Of course, on paper, the Jan Dhan account is where the subsidies, such as the cash equivalent of the food grain subsidy, are supposed to be transferred. But cash transfers alone, without jobs, will never be adequate to live on, let alone pay insurance premiums.

Put simply, the government’s intent behind these Yojanas seems to be to disavow any responsibility for the socio-economically vulnerable.

Welfare to paternalism The very idea of social welfare in a modern, capitalist, market economy has been informed by two essential principles. One, because capitalism doesn’t work equally well for everyone, it requires some cushioning, achieved through income redistribution from the comparatively wealthy to the poor. This is accomplished via progressive taxation, and by setting up a public infrastructure of certain universal social benefits such as a free health service, or subsidised schooling, or housing.

Two, a recognition that social entitlements are a political right, not a charity. The post-World War II golden era of capitalism — which lasted till the ascendancy of neo-liberal economics — was able to deliver a good life to so many only because of a strong welfare state premised on these two principles. The social democracies of the Scandinavian countries, which always top any global ranking for quality of life, still largely operate on this model.

It is precisely this two-pronged welfare paradigm — rights-based social provisions and redistribution of gross national income — that the Modi government is determined to dismantle.

Under so-called Modinomics, citizens shall have no right to work, no right to food, and no right to ask for what is their due by right (which might explain why the government hasn’t filled the post of the Central Information Commissioner for the past eight months).

Of course, insurance-based schemes driven by contributions from the citizenry are also a widely employed social protection tool. But these are more suited to the developed economies with less acute poverty. Its role there has been to offer protection against economic risks such as unemployment or sickness. Social insurance is not a poverty alleviation measure — which is what India needs at present.

So, what does a social protection scheme that is also an effective poverty alleviation measure look like?
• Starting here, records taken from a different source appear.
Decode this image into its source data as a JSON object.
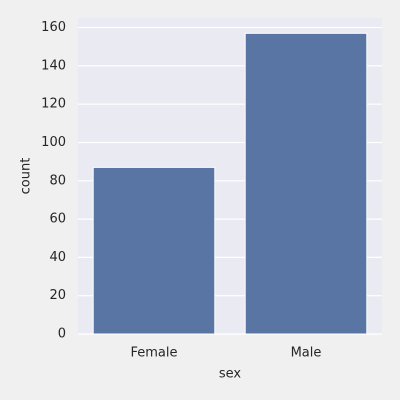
{
  "chart_data": {
    "type": "bar",
    "categories": [
      "Female",
      "Male"
    ],
    "values": [
      87,
      157
    ],
    "color": "#5875a4",
    "x_label": "sex",
    "y_label": "count",
    "ylim": [
      0,
      165
    ],
    "yticks": [
      0,
      20,
      40,
      60,
      80,
      100,
      120,
      140,
      160
    ],
    "grid": true
  }
}
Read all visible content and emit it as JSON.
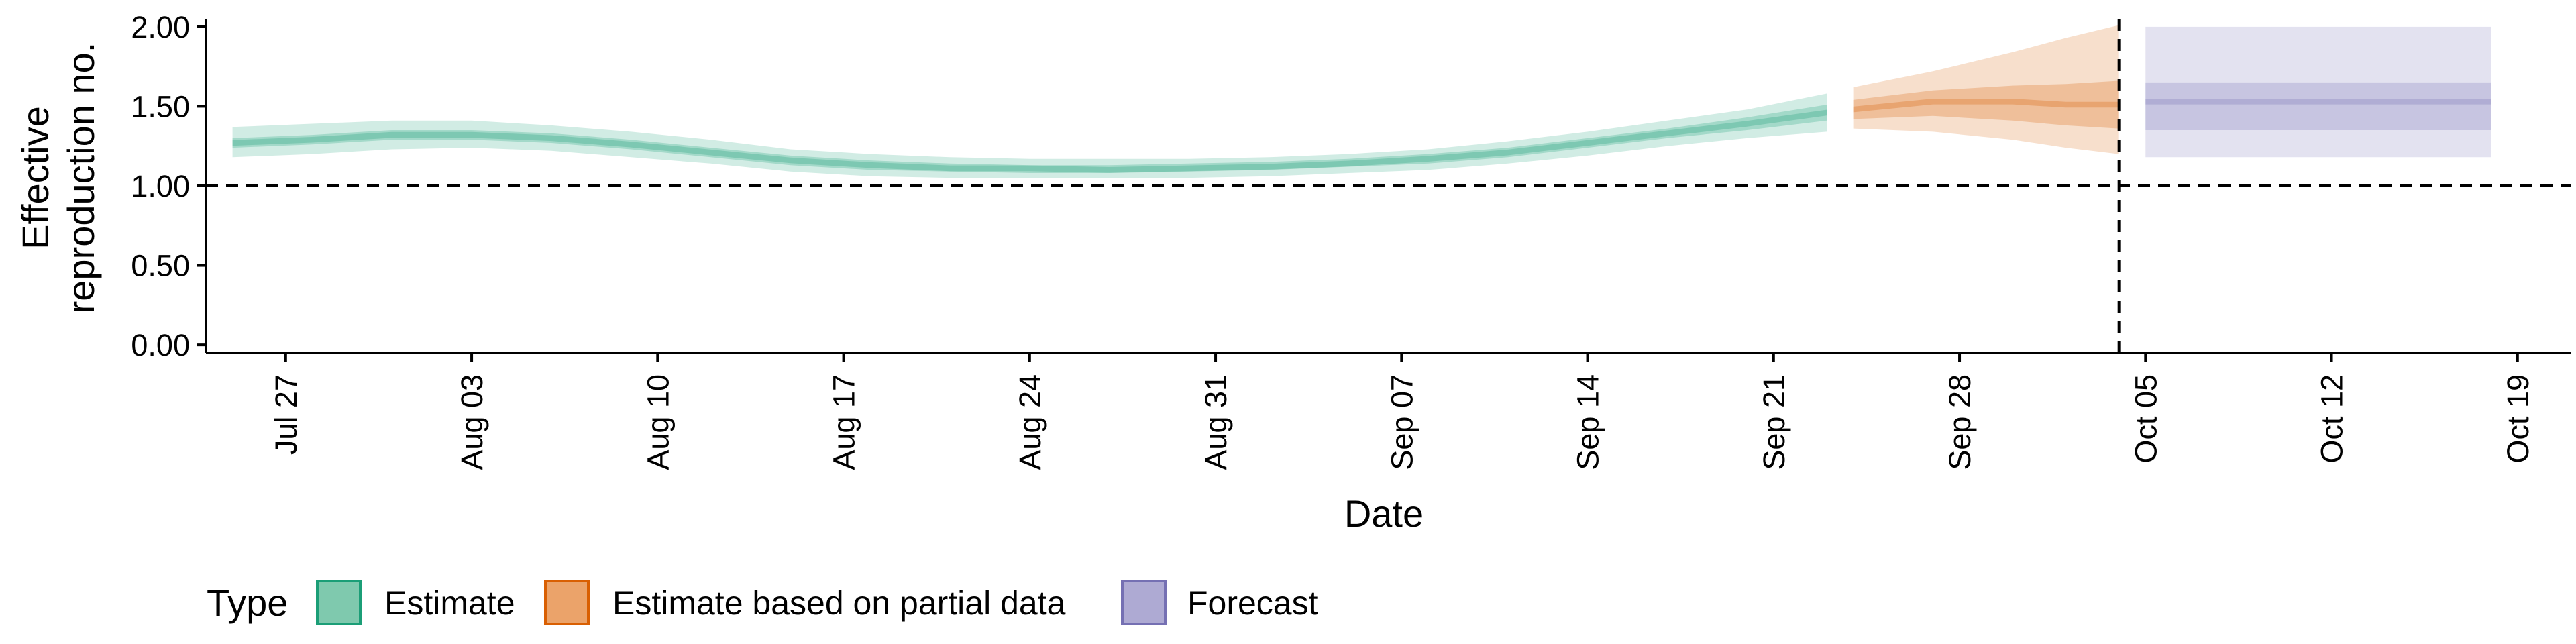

This is what the radical communist organisation, the OECD, says in a report released this week, “India has one of the largest public works programme in the world in terms of coverage, the NREGS, which plays an important role in reducing short-term poverty and smooth employment and income throughout the year for rural labourers.” And it adds, for good measure, “The programme, however, remains little used, mainly in poorer States, because of lack of funding”.
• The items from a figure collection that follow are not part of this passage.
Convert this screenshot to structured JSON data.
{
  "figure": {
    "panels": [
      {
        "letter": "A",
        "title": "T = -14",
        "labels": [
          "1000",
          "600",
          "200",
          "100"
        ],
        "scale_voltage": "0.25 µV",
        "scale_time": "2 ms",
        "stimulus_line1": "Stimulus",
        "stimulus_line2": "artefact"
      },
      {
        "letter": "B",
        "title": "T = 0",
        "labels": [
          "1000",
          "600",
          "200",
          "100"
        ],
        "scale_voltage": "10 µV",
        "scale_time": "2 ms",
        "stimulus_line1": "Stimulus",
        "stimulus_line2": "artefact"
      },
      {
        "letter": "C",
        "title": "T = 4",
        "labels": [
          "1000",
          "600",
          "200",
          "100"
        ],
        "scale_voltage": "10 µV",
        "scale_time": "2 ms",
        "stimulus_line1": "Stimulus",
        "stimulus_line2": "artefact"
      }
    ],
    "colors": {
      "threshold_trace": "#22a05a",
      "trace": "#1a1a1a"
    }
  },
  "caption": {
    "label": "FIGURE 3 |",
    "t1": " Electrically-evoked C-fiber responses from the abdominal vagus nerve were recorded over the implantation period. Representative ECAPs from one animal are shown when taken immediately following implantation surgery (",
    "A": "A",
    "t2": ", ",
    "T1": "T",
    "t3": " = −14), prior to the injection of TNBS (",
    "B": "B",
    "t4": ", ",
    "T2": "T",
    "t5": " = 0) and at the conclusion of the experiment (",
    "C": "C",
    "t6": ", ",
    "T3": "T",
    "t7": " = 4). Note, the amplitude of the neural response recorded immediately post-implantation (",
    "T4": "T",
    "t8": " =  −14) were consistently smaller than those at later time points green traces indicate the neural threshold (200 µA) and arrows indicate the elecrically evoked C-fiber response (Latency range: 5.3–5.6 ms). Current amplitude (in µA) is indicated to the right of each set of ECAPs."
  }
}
Unfortunately, for India’s rural labourers, Mr. Modi doesn’t think as highly of the MGNREGA. There is, however, a practical reason for this dislike of any rights-based welfare measures: by definition, and by law, a rights-based entitlement cannot be subjected to fiscal tyranny.

This is precisely why all of India’s rights-based legislations — the right to work, the right to food, the right to education, and the right to information represent a huge achievement for Indian democracy. They symbolize the triumph of politics over blind monetarism. And today, they form the legislative edifice on which the social and economic aspirations of a vast majority of Indians rest.

But the Modi dispensation — like the one that preceded it — is also under pressure to kowtow to the dogma of fiscal rectitude. Yet fiscal discipline is not the only agenda behind the savage spending cuts in its very first year. The aim is also to prepare the ground for fundamentally altering the default settings of social welfare in India — from a rights-based one that honours the dignity of the poor, to a paternalistic one that will push thousands more of the landless poor into a debt trap, depress rural wages, and make them ever more dependant on government charity, and at the brutal mercy of the unorganised labour market.

At the end of the day, all that the average Indian asks of the state are basic amenities for a life of dignity, not life insurance. It is doubtful, however, if this expectation will much impress our ‘tough love’ Prime Minister.